The only mayor in Columbia’s history to seek a fourth term in office, Mayor Darwin Hindman, 70, announced Thursday he will seek re-election on April’s ballot.
Hindman, initially elected in 1995 after beating out five other candidates for the position, is in his third term as Columbia’s mayor. He has run unopposed for the non-paying position since 1998.
“I’m proud to have served three terms as mayor and would be proud to be re-elected,” Hindman said.
Hindman made his decision Tuesday, the day before the six-month milestone of his operation to remove the early signs of esophageal cancer. He said his health has improved dramatically since his operation and he feels 90 to 95 percent better.

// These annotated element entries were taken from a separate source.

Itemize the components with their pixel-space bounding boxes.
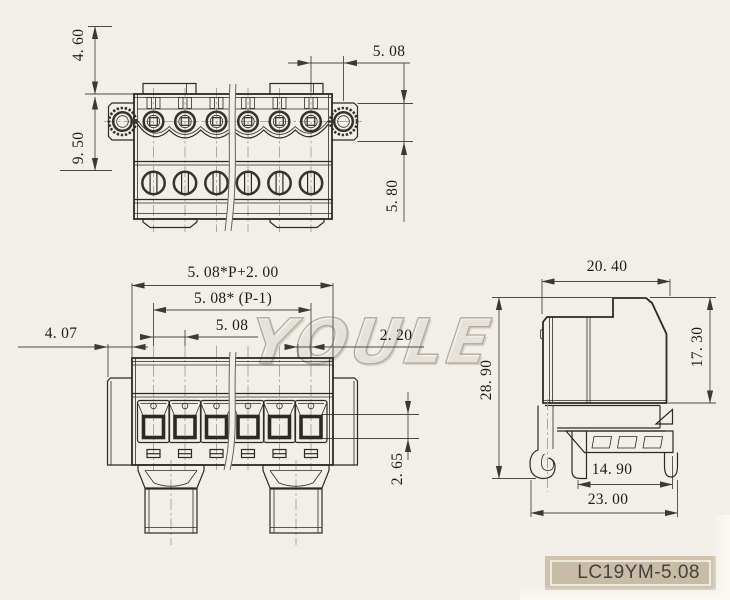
dim-side-depth: 20. 40 <box>587 258 628 276</box>
dim-bottom-pole-span: 5. 08* (P-1) <box>194 290 272 308</box>
side-view <box>492 279 716 517</box>
dim-side-total-height: 28. 90 <box>478 360 496 401</box>
dim-side-total-depth: 23. 00 <box>588 491 629 509</box>
side-dimensions <box>492 279 716 517</box>
dim-bottom-slot-offset: 2. 20 <box>380 327 413 345</box>
dim-front-flange-height: 5. 80 <box>384 180 402 213</box>
bottom-break-line <box>224 352 236 470</box>
bottom-dimensions <box>18 283 424 460</box>
technical-drawing-page: YOULE <box>0 0 730 600</box>
dim-side-rail-width: 14. 90 <box>592 461 633 479</box>
title-box: LC19YM-5.08 <box>545 556 716 590</box>
dim-bottom-opening-height: 2. 65 <box>389 453 407 486</box>
dim-bottom-pitch: 5. 08 <box>216 317 249 335</box>
dim-bottom-edge-margin: 4. 07 <box>45 325 78 343</box>
part-number-label: LC19YM-5.08 <box>550 560 711 586</box>
mounting-pegs <box>138 460 329 545</box>
front-view <box>0 27 413 233</box>
terminal-block-drawing <box>0 0 730 600</box>
dim-front-tab-height: 4. 60 <box>70 29 88 62</box>
dim-bottom-total-width: 5. 08*P+2. 00 <box>187 264 278 282</box>
front-break-line <box>225 84 236 231</box>
dim-side-body-height: 17. 30 <box>689 327 707 368</box>
side-body <box>541 298 667 403</box>
dim-front-body-height: 9. 50 <box>70 132 88 165</box>
page-corner-fade-bottom <box>520 587 730 600</box>
dim-front-screw-pitch: 5. 08 <box>373 43 406 61</box>
mounting-ear-left <box>109 103 137 140</box>
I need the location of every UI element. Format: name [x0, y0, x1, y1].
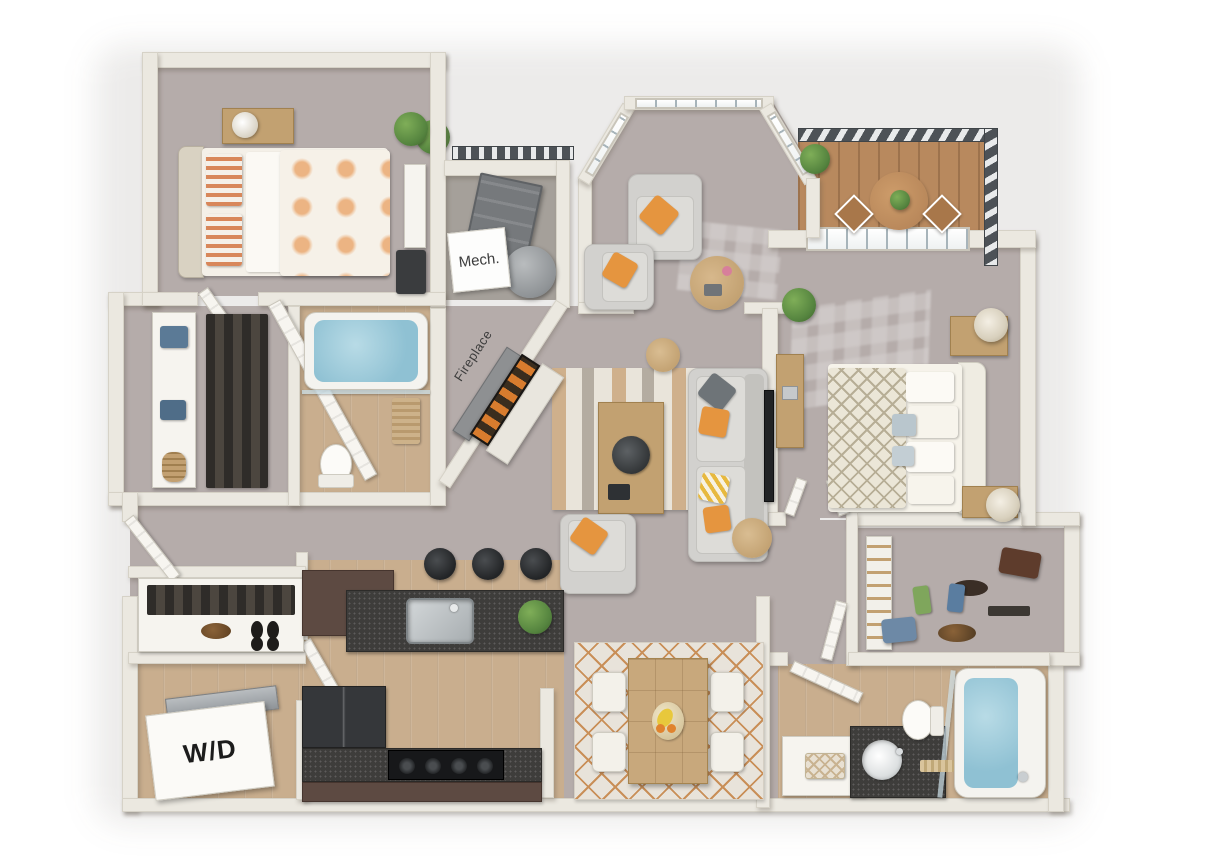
bag	[881, 616, 917, 643]
master-closet	[858, 528, 1064, 658]
desk	[404, 164, 426, 248]
bedroom-2	[158, 68, 430, 296]
orange-fruit	[667, 724, 676, 733]
laptop	[782, 386, 798, 400]
wicker-basket	[162, 452, 186, 482]
shoe	[938, 624, 976, 642]
wall	[142, 52, 158, 306]
shelf-items	[988, 606, 1030, 616]
striped-pillow	[206, 214, 242, 266]
storage-basket	[160, 400, 186, 420]
wall	[128, 566, 306, 578]
tablet	[704, 284, 722, 296]
wall	[1048, 652, 1064, 812]
diamond-duvet	[828, 368, 906, 508]
balcony-railing	[798, 128, 998, 142]
bathtub-water	[314, 320, 418, 382]
orange-pillow	[702, 504, 731, 533]
desk	[776, 354, 804, 448]
wall	[1064, 512, 1080, 666]
table-lamp	[232, 112, 258, 138]
round-coffee-table	[690, 256, 744, 310]
faucet	[896, 748, 903, 755]
wall	[1020, 236, 1036, 526]
mech-closet: Mech.	[444, 176, 564, 300]
storage-basket	[160, 326, 188, 348]
decor-tray	[612, 436, 650, 474]
bag	[998, 547, 1042, 580]
plant	[782, 288, 816, 322]
master-bedroom	[772, 246, 1022, 518]
towel-shelf	[392, 398, 420, 444]
storage-basket	[805, 753, 845, 779]
hanging-garment	[947, 583, 966, 613]
plant	[518, 600, 552, 634]
tub-faucet	[1018, 772, 1028, 782]
wall	[444, 160, 566, 176]
faucet	[450, 604, 458, 612]
laundry-closet: W/D	[136, 664, 302, 800]
bath-mat	[920, 760, 954, 772]
pillow	[906, 372, 954, 402]
patio-chair	[922, 194, 962, 234]
bar-stool	[424, 548, 456, 580]
bathroom-1	[296, 306, 436, 500]
floor-plan-3d-render: Mech.	[0, 0, 1214, 862]
hanging-coats	[147, 585, 295, 615]
chevron-pillow	[697, 471, 730, 504]
shoe	[251, 637, 263, 651]
refrigerator	[302, 686, 386, 748]
dresser	[396, 250, 426, 294]
wall	[128, 652, 306, 664]
vessel-sink	[862, 740, 902, 780]
hanging-garment	[912, 585, 932, 615]
burner	[425, 758, 441, 774]
shower-glass	[302, 390, 430, 394]
kitchen-cabinet	[302, 782, 542, 802]
wall-mounted-tv	[764, 390, 774, 502]
toilet-tank	[318, 474, 354, 488]
patio-plant	[890, 190, 910, 210]
mech-unit: Mech.	[447, 227, 511, 293]
dining-area	[566, 640, 772, 808]
coat-closet	[138, 578, 304, 652]
balcony	[798, 142, 996, 234]
kitchen	[302, 560, 564, 802]
dining-chair	[710, 732, 744, 772]
side-table	[646, 338, 680, 372]
hanging-clothes	[206, 314, 268, 488]
bed-headboard	[178, 146, 204, 278]
dining-chair	[592, 732, 626, 772]
stove	[388, 750, 504, 780]
bar-stool	[472, 548, 504, 580]
shoe	[267, 637, 279, 651]
plant	[394, 112, 428, 146]
porch-railing	[452, 146, 574, 160]
wall	[142, 52, 446, 68]
burner	[477, 758, 493, 774]
side-table	[732, 518, 772, 558]
washer-dryer-label: W/D	[182, 732, 239, 769]
table-lamp	[986, 488, 1020, 522]
dining-chair	[592, 672, 626, 712]
bathtub-water	[964, 678, 1018, 788]
table-lamp	[974, 308, 1008, 342]
orange-fruit	[656, 724, 665, 733]
water-heater	[504, 246, 556, 298]
kitchen-sink	[406, 598, 474, 644]
washer-dryer: W/D	[145, 701, 275, 801]
plant	[800, 144, 830, 174]
accent-pillow	[892, 414, 916, 436]
striped-pillow	[206, 154, 242, 206]
dining-chair	[710, 672, 744, 712]
master-bathroom	[778, 664, 1050, 800]
shoe	[201, 623, 231, 639]
burner	[451, 758, 467, 774]
accent-pillow	[892, 446, 914, 466]
mech-label: Mech.	[458, 249, 500, 270]
remote	[608, 484, 630, 500]
table-decor	[722, 266, 732, 276]
burner	[399, 758, 415, 774]
floral-duvet	[280, 150, 390, 276]
wall	[846, 512, 858, 666]
orange-pillow	[698, 406, 730, 438]
bar-stool	[520, 548, 552, 580]
patio-chair	[834, 194, 874, 234]
walk-in-closet-1	[124, 306, 294, 496]
toilet-tank	[930, 706, 944, 736]
pillow	[908, 476, 954, 504]
wall	[108, 292, 124, 506]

“I need to make decisions based on something other than health,” Hindman said of his decision to run for re-election.
David Leuthold, professor emeritus of political science at MU, said Hindman’s health should have little to do with his decision to run for re-election.
“We’re all at some risk and each of us needs to face up to our frailties,” Leuthold said. “We need to push ahead and I am glad he is willing to do so.”
Hindman said he has a lot on his agenda for the city, including dealing with the growing city and striving to keep Columbia in the spotlight after recently being named one of 10 best places to live in Sperling’s Best Places.
“I hope the city can continue to grow, and we can maintain or even improve the quality of life in the community,” Hindman said. “Columbia continues to get kudos as a top place to live and we have got to continue to strive for those kind of kudos.”
Petitions to run for mayor are due Jan. 22 and must contain at least 100 signatures of registered voters. So far, no one has registered to challenge Hindman; however, neighborhood activist John G. Clark is considering running for mayor and is circulating the necessary petitions.
“We are on the cusp of making and having to make very important decisions for the next 25 years,” Clark said. “I agree with Hindman.”
Karl Skala, vice chairman of the City Planning and Zoning Committee, is glad to see Hindman is running for re-election but hopes his prospective fourth term will focus more on planning.
“Planning is lacking in our community,” Skala said. “I would like to see more long-range planning. Most of what we do is reaction planning; we need more area and regional planning.”
Hindman said he plans to work diligently toward “safer and more satisfactory travel within the city” and getting new standards for city streets. Hindman also hopes to tackle the Philips tract, the annexation of the Philips property south of town.
Hindman says he is confident his experience with the city and it’s continued support will help him as he works toward a fourth term.
“I stand on my record,” he said. “I’m very proud to do that.”